Freio brusco do ônibus, tranco o trânsito. Ironicamente ajudo o feriado de certo modo. Pego o moiado noiado, como diriam os adeptos do colóquio, e o empurro escada abaixo com a sola do pé em gesto imperioso e muito mais que satisfatório. Fecho a porta. Viva!
– Que é isso motorista? Tranca a rua e joga o pobre coitado na maior frieza! – fala o rapper degradante.
Ignoro. Impossível ignorar o sabor nasal acre que me acoberta.
– Não me ignore! – glória!
Muito engraçado, ninguém reclama dos idiotas do Corpus Christi.
– Pare de incomodar, quer ser culpado de homicídio múltiplo? Quer que eu bata a porra do ônibus numa loja e inicie uma merda dum incêndio? – desfiro bordoadas frenéticas e carregadas no volante, pobre volante. – É cego e não viu o idiotão ali fora cuspir fel em mim? Quer provar um pouco dessa porra?
– Desculpe, senhor. – recua.
Desculpe o caralho. Sente-se e cale essa boquinha de chupar pinto. Vá brincar com o seu grupinho urbano jovem: “+flds”, “Betas”, “USB”, “PQP”... Seu círculo social com denominações desnecessárias. Onde já se viu tamanha imbecilidade?! Mereço isso!
A rotina continua e paro em mais pontos, sob olhares sombrios dos passageiros e nojeira ácida. Sobem crianças, saem gostosas. Sobem gostosas, saem emos. Todos vestidos informalmente. Sempre na mesma monotonia de cores, ironicamente coloridas. O rapper idiota desce, entra outro. Uma merda repõe a outra. Legal!
Pelo menos não entram idosos caducos e bêbados filhos da puta para defecarem em meus ouvidos. Viva!
Os tapetes perlongam-se pelos traços delicados do horizonte. Parecem não acabar. Pelo retrovisor, uma dupla de idiotas com malas escolares alaranjadas me perseguem. Ó o desespero dos rapazes.
Há há há!
Um garoto de rua começa a dançar funk carioca, em meu caminho, me desafiando. Pensa que não sou capaz de passar por cima. Continue a dançar, pequeno garoto. Fique onde está, dançando. Isso, baixe as calças e dê tapinha nesta sua bunda branca.
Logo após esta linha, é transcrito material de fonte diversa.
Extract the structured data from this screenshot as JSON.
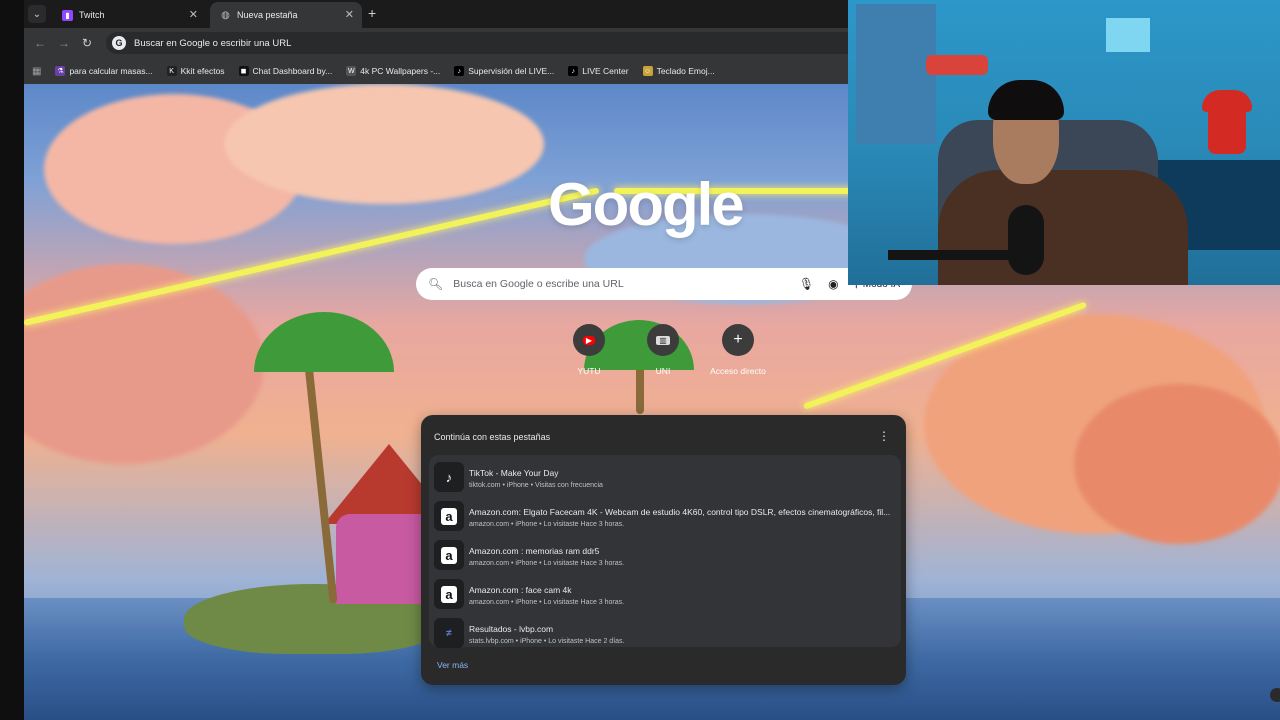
{
  "browser": {
    "tabs": [
      {
        "label": "Twitch",
        "icon": "twitch-icon"
      },
      {
        "label": "Nueva pestaña",
        "icon": "globe-icon"
      }
    ],
    "omnibox_text": "Buscar en Google o escribir una URL",
    "bookmarks": [
      {
        "label": "para calcular masas...",
        "icon": "flask-icon"
      },
      {
        "label": "Kkit efectos",
        "icon": "kkit-icon"
      },
      {
        "label": "Chat Dashboard by...",
        "icon": "chat-icon"
      },
      {
        "label": "4k PC Wallpapers -...",
        "icon": "wallpaper-icon"
      },
      {
        "label": "Supervisión del LIVE...",
        "icon": "tiktok-icon"
      },
      {
        "label": "LIVE Center",
        "icon": "tiktok-icon"
      },
      {
        "label": "Teclado Emoj...",
        "icon": "emoji-icon"
      }
    ]
  },
  "newtab": {
    "logo": "Google",
    "search_placeholder": "Busca en Google o escribe una URL",
    "ai_mode_label": "Modo IA",
    "shortcuts": [
      {
        "label": "YUTU",
        "icon": "youtube-icon"
      },
      {
        "label": "UNI",
        "icon": "uni-icon"
      },
      {
        "label": "Acceso directo",
        "icon": "plus-icon"
      }
    ]
  },
  "continue_panel": {
    "title": "Continúa con estas pestañas",
    "items": [
      {
        "title": "TikTok - Make Your Day",
        "meta": "tiktok.com • iPhone • Visitas con frecuencia",
        "icon": "tiktok-icon"
      },
      {
        "title": "Amazon.com: Elgato Facecam 4K - Webcam de estudio 4K60, control tipo DSLR, efectos cinematográficos, fil...",
        "meta": "amazon.com • iPhone • Lo visitaste Hace 3 horas.",
        "icon": "amazon-icon"
      },
      {
        "title": "Amazon.com : memorias ram ddr5",
        "meta": "amazon.com • iPhone • Lo visitaste Hace 3 horas.",
        "icon": "amazon-icon"
      },
      {
        "title": "Amazon.com : face cam 4k",
        "meta": "amazon.com • iPhone • Lo visitaste Hace 3 horas.",
        "icon": "amazon-icon"
      },
      {
        "title": "Resultados - lvbp.com",
        "meta": "stats.lvbp.com • iPhone • Lo visitaste Hace 2 días.",
        "icon": "lvbp-icon"
      }
    ],
    "more_label": "Ver más"
  }
}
Dance até eu ganhar velocidade.
– Meu Santo Cristo de Nazaré! O motorista atropelou alguém! – exalta a mãe-azul.
– Quietos, agora será como eu quiser! – atravesso qualquer tentativa de alvoroço. – Sem pontos de ônibus sem tolerância. Estava  me segurando para não me explodir.
Sorrio.
Ah, como um sorriso traz luz ao dia.
– Só mais um recado, tenho uma pistola e muito bem carregada!
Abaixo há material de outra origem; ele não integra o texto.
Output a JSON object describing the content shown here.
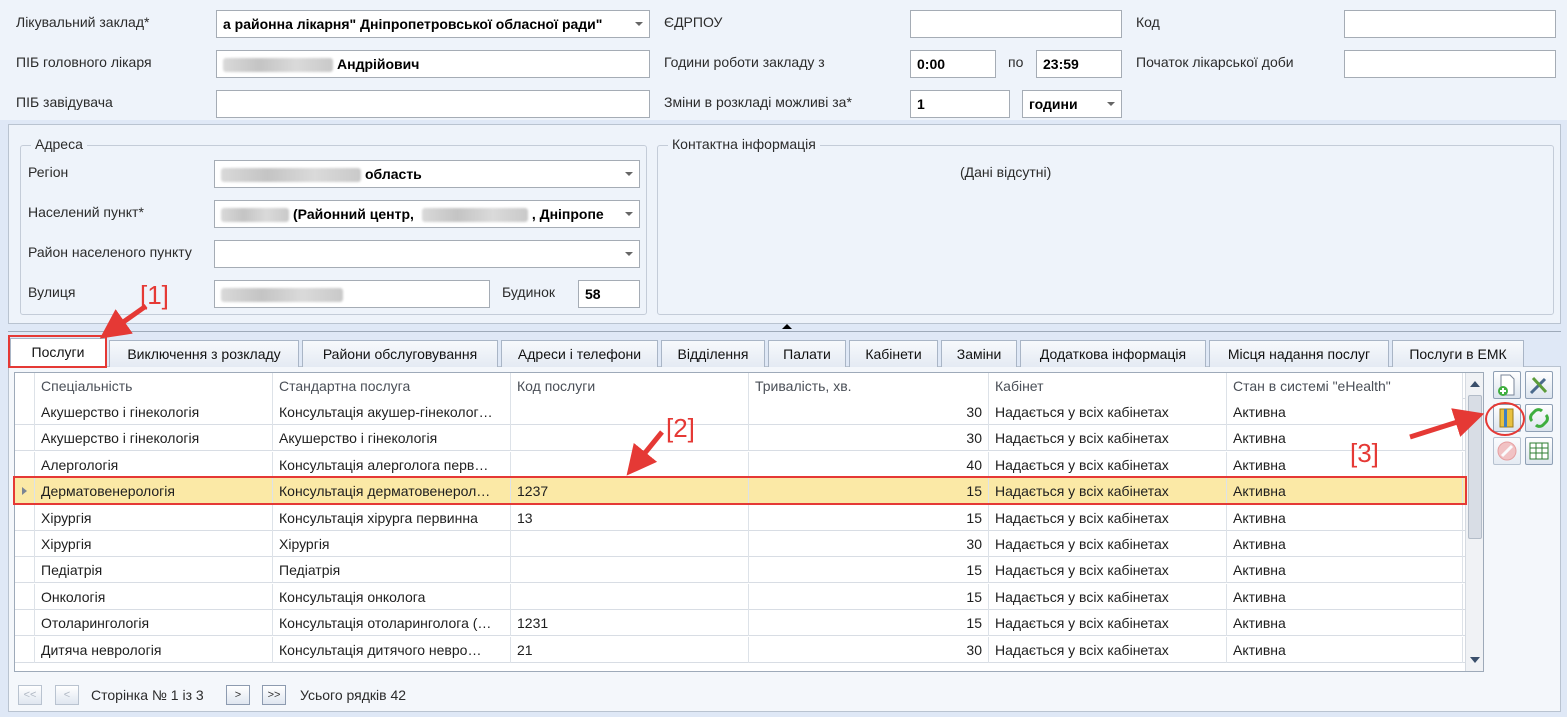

Ah, que alívio. O piá-de-bosta já não é mais humano e faço o que bem entender. A primeira coisa que me vem em mente é passar por cima daqueles tapetes inúteis. Aleluia!
Os maratonistas das malas recuaram ou pela submissão ao esforço ou pela submissão ao terror.
– Moço, pare! Assim você vai atrop...
Disparo contra o teto já é o suficiente para calar a horda. Passo por cima de tapetes, massacro indivíduos, faço panquecas, decoro o asfalto e comemoro o feriado do meu jeito. Algumas pessoas irão ao paraíso, fizeram tapetes lindos! Glória!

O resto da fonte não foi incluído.